Because I tell you … I can’t wait to see if they will! I can’t wait to see if Ricky becomes a successful entrepreneur opening up his own custom repair shop. Or if Jane becomes a chef running her own restaurant. Or if George becomes a film producer. I can SEE it in them all plain as day. Their dreams, their potential. Even though it’s not well defined yet, it’s sitting there – right at the surface. Waiting.

I hope some small acts I’ve done in the past – and some acts I will make sure I do in the future – can be some small drop in that incredible swell of a river their parents and caregivers have created to help them sail along to their dreams. A hug, a kind word, time spent purposefully together, a home they feel comfortable coming to, an inside joke, a card I’ve written for them, an invitation to do something unexpected and fun, a surprise token to show I’m thinking of them. I hope these things have and will make a difference. I know my kiddos have been lucky enough to have a couple of key people in their lives who have made a difference for them. People who have specifically taken an interest in what they have accomplished, or what they are passionate about. Who have gone out of their way to ask them about their life in a meaningful way and engage them in a way that says “you matter”.
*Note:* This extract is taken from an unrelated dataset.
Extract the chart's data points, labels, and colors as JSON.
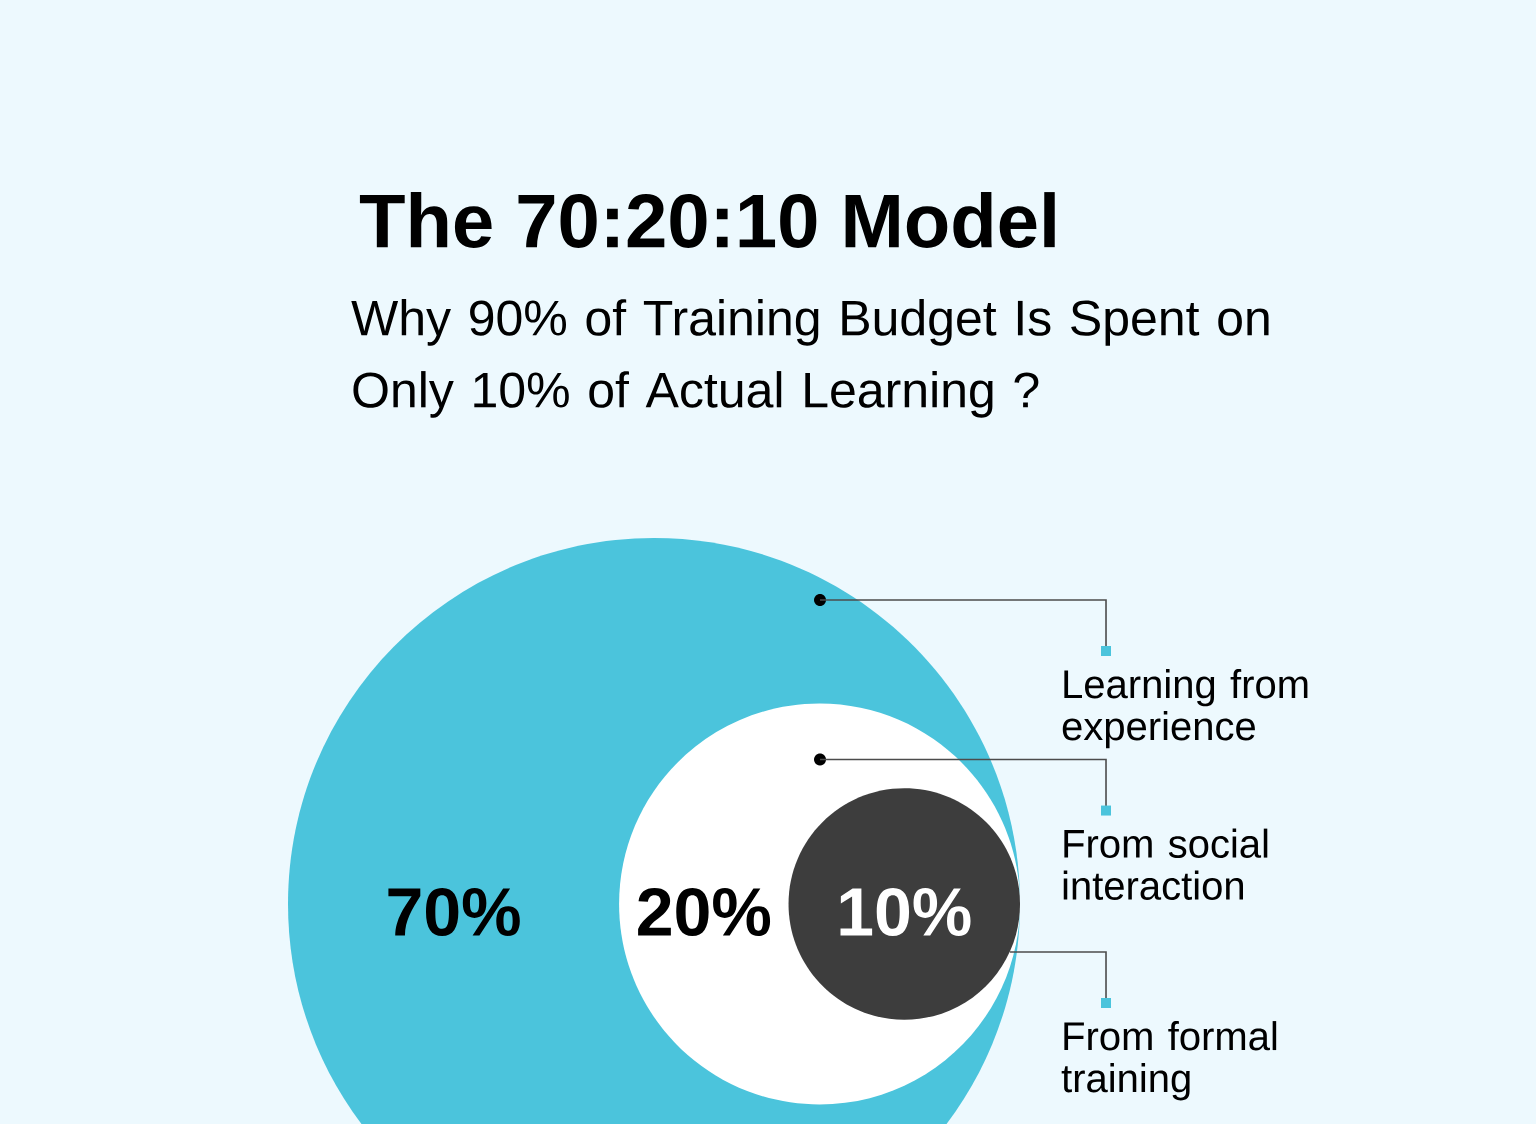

Do they all see it’s not just their parents or blood relatives or teachers or coaches who believe in them? That there are in fact dozens of people rooting for them and their dreams?

I hope so.

I hope I can be a drop in that water – in that swell their parents have spent so much time creating. I want to work harder to be – with real and thoughtful actions – however small they may seem.

But for now – for this morning – I have some other work to do.

Time to line them all up. And pass the duct tape please.